When we arrived in Istanbul, we were dead tired but couldn't check in to our hostel yet, so we dropped our bags off and went for a wander to the old town. We saw the Spice Bazaar and the Blue Mosque and, after narrowly avoiding killing each other out of crankiness, we went back to the hostel where I promptly fell asleep.
Grand Bazaar
Over the next few days we did all sorts of sight seeing at Hagia Sophia, the Grand Bazaar, and a huge, crazy, crowded market where we seemed to be the only tourists. The highlight for me, though, has been the food.

A traditional Turkish breakfast is pretty ideal: assorted cheeses, olives, spreads, and a basket of bread. Turkish pizza (pide) is a long dough boat filled with cheese and toppings. Steve is obsessed with having an egg on it. Steve isn't a fan of Turkish desserts but I obviously am, because I love anything that is guaranteed to make me fat. Halva is so good that I have to be very, very careful with the amount that I buy, because once I start eating it I can't stop until it's gone. We got some assorted baklava as well, and some varieties were pretty weird but the ones that were good were SO GOOD.
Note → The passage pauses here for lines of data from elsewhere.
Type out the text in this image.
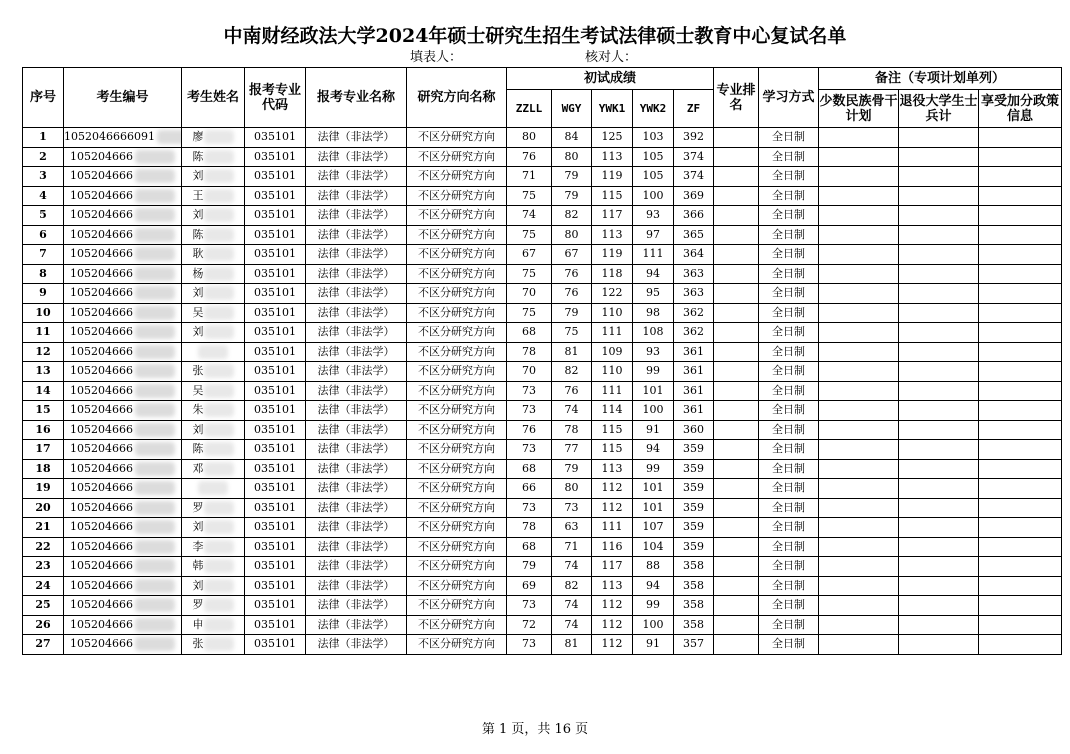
中南财经政法大学2024年硕士研究生招生考试法律硕士教育中心复试名单
填表人：	核对人：
序号	考生编号	考生姓名	报考专业代码	报考专业名称	研究方向名称	初试成绩					专业排名	学习方式	备注（专项计划单列）		
						ZZLL	WGY	YWK1	YWK2	ZF			少数民族骨干计划	退役大学生士兵计	享受加分政策信息
1	1052046666091	廖	035101	法律（非法学）	不区分研究方向	80	84	125	103	392		全日制			
2	105204666	陈	035101	法律（非法学）	不区分研究方向	76	80	113	105	374		全日制			
3	105204666	刘	035101	法律（非法学）	不区分研究方向	71	79	119	105	374		全日制			
4	105204666	王	035101	法律（非法学）	不区分研究方向	75	79	115	100	369		全日制			
5	105204666	刘	035101	法律（非法学）	不区分研究方向	74	82	117	93	366		全日制			
6	105204666	陈	035101	法律（非法学）	不区分研究方向	75	80	113	97	365		全日制			
7	105204666	耿	035101	法律（非法学）	不区分研究方向	67	67	119	111	364		全日制			
8	105204666	杨	035101	法律（非法学）	不区分研究方向	75	76	118	94	363		全日制			
9	105204666	刘	035101	法律（非法学）	不区分研究方向	70	76	122	95	363		全日制			
10	105204666	吴	035101	法律（非法学）	不区分研究方向	75	79	110	98	362		全日制			
11	105204666	刘	035101	法律（非法学）	不区分研究方向	68	75	111	108	362		全日制			
12	105204666		035101	法律（非法学）	不区分研究方向	78	81	109	93	361		全日制			
13	105204666	张	035101	法律（非法学）	不区分研究方向	70	82	110	99	361		全日制			
14	105204666	吴	035101	法律（非法学）	不区分研究方向	73	76	111	101	361		全日制			
15	105204666	朱	035101	法律（非法学）	不区分研究方向	73	74	114	100	361		全日制			
16	105204666	刘	035101	法律（非法学）	不区分研究方向	76	78	115	91	360		全日制			
17	105204666	陈	035101	法律（非法学）	不区分研究方向	73	77	115	94	359		全日制			
18	105204666	邓	035101	法律（非法学）	不区分研究方向	68	79	113	99	359		全日制			
19	105204666		035101	法律（非法学）	不区分研究方向	66	80	112	101	359		全日制			
20	105204666	罗	035101	法律（非法学）	不区分研究方向	73	73	112	101	359		全日制			
21	105204666	刘	035101	法律（非法学）	不区分研究方向	78	63	111	107	359		全日制			
22	105204666	李	035101	法律（非法学）	不区分研究方向	68	71	116	104	359		全日制			
23	105204666	韩	035101	法律（非法学）	不区分研究方向	79	74	117	88	358		全日制			
24	105204666	刘	035101	法律（非法学）	不区分研究方向	69	82	113	94	358		全日制			
25	105204666	罗	035101	法律（非法学）	不区分研究方向	73	74	112	99	358		全日制			
26	105204666	申	035101	法律（非法学）	不区分研究方向	72	74	112	100	358		全日制			
27	105204666	张	035101	法律（非法学）	不区分研究方向	73	81	112	91	357		全日制			
第 1 页，共 16 页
After we went to the big market I mentioned earlier, which was in a less touristy part of town, we stopped at a restaurant for lunch and got some spicy pepper eggplant dip and warm yogurt soup. Yogurt soup probably sounds like a weird thing no one should eat, but it was pretty good and lemony and herby. Right before we left we saw the woman who worked at the restaurant pull a gypsy kid out from under someone else's table and shoo him away.

I was really fed up with shopping pretty much instantly, but Steve wanted to go back to the Grand Bazaar to haggle or something so I wandered around the Beyoglu neighborhood instead (near the shopping street, Istiklak Caddesi, and Taksim Square). I stopped at a nice tea place for a pot of lapsang souchong and a chocolate cupcake with warm glaze melted over it. I always eat cake when no one is looking.

We got a one hour flight to Izmir, south of Istanbul, and took a train to Selcuk, which is near the ruins of Ephesus. We meant to stay only one night and then take an overnight bus to Cappadocia, but we spent so long at Ephesus that we decided to stay an extra night and take the bus tomorrow after visiting Pamukkale. a place full of travertines that looks really cool.